Command Leadership Action
Sergeants should convene meetings with working soldiers, medical specialists, and religious leaders to discuss methods of identifying, preventing, and controlling chronic stressors within the organizations. Using the findings, they are responsible for devising an interdisciplinary stress continuum model that focuses on preservation, wellness, resilience, objectives of the unit leader, and consistent with the soldiers’ ethos within the organization. If well adopted, this model forms the basis for all the army’s credo, training, surveillance, and intervention. The stress continuum model should provide a clear visualization of the various stressors, stress reactions, and stress outcomes and outline them from mild distress to severe mental disorders (Southwick, 2011). It is the primary responsibility of unit leaders to observe and track the stress continuum model of their soldiers. However, every soldier and his/her family members should take part in managing and monitoring the stress continuum model for themselves, their friends, troop mates, and their children and spouses.
Irregular Warfare
Irregular warfare, as defined in the U.S common creed is a conflict between state and non-state actors for acquisition and dominance over the relevant population (Olson, 2010). It involves war between two irregular elements, well-regulated forces of a central government or an international intervention force. Most of the time, irregular warfare arises due to political instability. Therefore, organizations are deployed to restore government systems and protect the population
Irregular Warfare Operations and Activities
Irregular warfare operations vary from conventional operations in regards to political and environmental risks, design of employment, and reliability on detailed intelligence and independence on primeval skills and assets. Moreover, the core activities of irregular welfare are antiterrorism, counterinsurgency, foreign internal defense, stability operations, and unconventional warfare. These activities are set out to reinforce or erode the support of the legitimacy of an external government influences in a country’s population or some portion thereof.
Organizational Stressors
Military organizations are forced to restructure their doctrines, training, and rules of engagement to combat arising complex irregular warfare. One of the major stressors for the organization is the uncertainty of the mission; irregular conflicts operate in a non-conventional way. These challenges organizations as they lack basic knowledge and understanding of how to counter attack, leaving them vulnerable to more significant risks. Exposure to different ethnic and religious doctrines, especially extremists who pervert religious beliefs to cause chaos and instability, weigh heavily on an organization. Irregular conflicts based on religion portray factors that external forces, including intelligence analysts, fail to perceive. Therefore, organizations are deployed with little understanding of how their culture, religion, and ethnicity are intertwined with irregular warfare.

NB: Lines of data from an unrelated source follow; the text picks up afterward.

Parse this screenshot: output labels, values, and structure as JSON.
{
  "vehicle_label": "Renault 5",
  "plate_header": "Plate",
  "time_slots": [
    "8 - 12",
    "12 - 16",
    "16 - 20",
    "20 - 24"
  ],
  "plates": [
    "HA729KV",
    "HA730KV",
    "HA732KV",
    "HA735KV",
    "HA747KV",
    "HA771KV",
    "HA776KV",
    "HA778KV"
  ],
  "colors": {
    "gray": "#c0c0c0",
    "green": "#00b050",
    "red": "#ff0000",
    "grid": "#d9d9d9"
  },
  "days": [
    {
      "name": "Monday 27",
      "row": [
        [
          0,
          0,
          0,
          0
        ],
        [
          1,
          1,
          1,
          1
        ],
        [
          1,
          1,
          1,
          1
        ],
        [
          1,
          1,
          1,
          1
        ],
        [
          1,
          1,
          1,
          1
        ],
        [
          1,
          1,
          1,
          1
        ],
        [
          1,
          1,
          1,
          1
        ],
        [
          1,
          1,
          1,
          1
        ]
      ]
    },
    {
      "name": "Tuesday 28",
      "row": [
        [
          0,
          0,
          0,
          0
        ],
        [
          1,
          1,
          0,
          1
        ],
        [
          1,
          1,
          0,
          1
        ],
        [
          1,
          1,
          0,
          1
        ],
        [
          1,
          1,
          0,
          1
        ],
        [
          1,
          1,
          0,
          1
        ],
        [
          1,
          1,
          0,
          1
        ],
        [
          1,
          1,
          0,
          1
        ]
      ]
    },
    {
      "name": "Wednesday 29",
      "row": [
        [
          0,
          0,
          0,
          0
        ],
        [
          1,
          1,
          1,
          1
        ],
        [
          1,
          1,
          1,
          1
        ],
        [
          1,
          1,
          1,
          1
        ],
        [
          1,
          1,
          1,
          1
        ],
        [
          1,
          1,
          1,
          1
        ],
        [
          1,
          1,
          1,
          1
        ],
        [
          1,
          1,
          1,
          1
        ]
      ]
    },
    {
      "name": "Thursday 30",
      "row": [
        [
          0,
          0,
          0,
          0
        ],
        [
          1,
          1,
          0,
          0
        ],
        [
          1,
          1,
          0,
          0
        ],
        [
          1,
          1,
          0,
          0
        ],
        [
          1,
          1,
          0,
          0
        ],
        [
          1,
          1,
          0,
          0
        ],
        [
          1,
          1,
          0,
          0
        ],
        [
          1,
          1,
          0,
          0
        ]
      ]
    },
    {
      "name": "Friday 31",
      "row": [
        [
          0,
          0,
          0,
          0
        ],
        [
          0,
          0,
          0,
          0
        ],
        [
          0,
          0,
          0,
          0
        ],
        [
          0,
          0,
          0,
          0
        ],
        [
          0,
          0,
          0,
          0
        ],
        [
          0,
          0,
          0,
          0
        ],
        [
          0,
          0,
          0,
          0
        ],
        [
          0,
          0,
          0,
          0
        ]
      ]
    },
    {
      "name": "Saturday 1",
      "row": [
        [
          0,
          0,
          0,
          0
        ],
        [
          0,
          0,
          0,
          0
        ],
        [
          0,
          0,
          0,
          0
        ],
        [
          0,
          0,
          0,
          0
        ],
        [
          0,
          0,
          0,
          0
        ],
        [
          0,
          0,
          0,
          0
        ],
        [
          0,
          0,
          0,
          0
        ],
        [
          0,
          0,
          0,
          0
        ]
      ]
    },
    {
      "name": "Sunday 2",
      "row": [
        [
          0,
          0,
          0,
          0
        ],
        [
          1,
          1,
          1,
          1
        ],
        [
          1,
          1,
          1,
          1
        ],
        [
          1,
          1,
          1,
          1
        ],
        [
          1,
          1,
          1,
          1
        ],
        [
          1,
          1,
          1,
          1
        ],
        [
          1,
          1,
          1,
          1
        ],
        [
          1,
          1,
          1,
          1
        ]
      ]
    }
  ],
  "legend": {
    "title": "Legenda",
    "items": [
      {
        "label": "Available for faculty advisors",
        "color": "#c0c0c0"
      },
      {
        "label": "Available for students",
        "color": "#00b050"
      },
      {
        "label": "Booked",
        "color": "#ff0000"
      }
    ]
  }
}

Certainly, a lack of overall awareness can lead to serious setbacks and intractable conflicts such as the capture of U.S. soldiers in Lebanon due to a failure to identify their enemies and also the inception and maintenance of a bloody and violent regime conflict in the Post Saddam in Iraq (Mathew, 2009).
References
Mathew, L. (2009). Religion and Resistance: Examining the Role of Religion in Irregular Warfare. 26.
Olson, E. (2010). U.S. Special Operations: Context and Capabilities in Irregular Warfare. 8.
Southwick, B. .. (2011). The stress continuum model: a military organizational approach to resilience. Resilience and mental health: Challenges across the lifespan. Cambridge University Press,.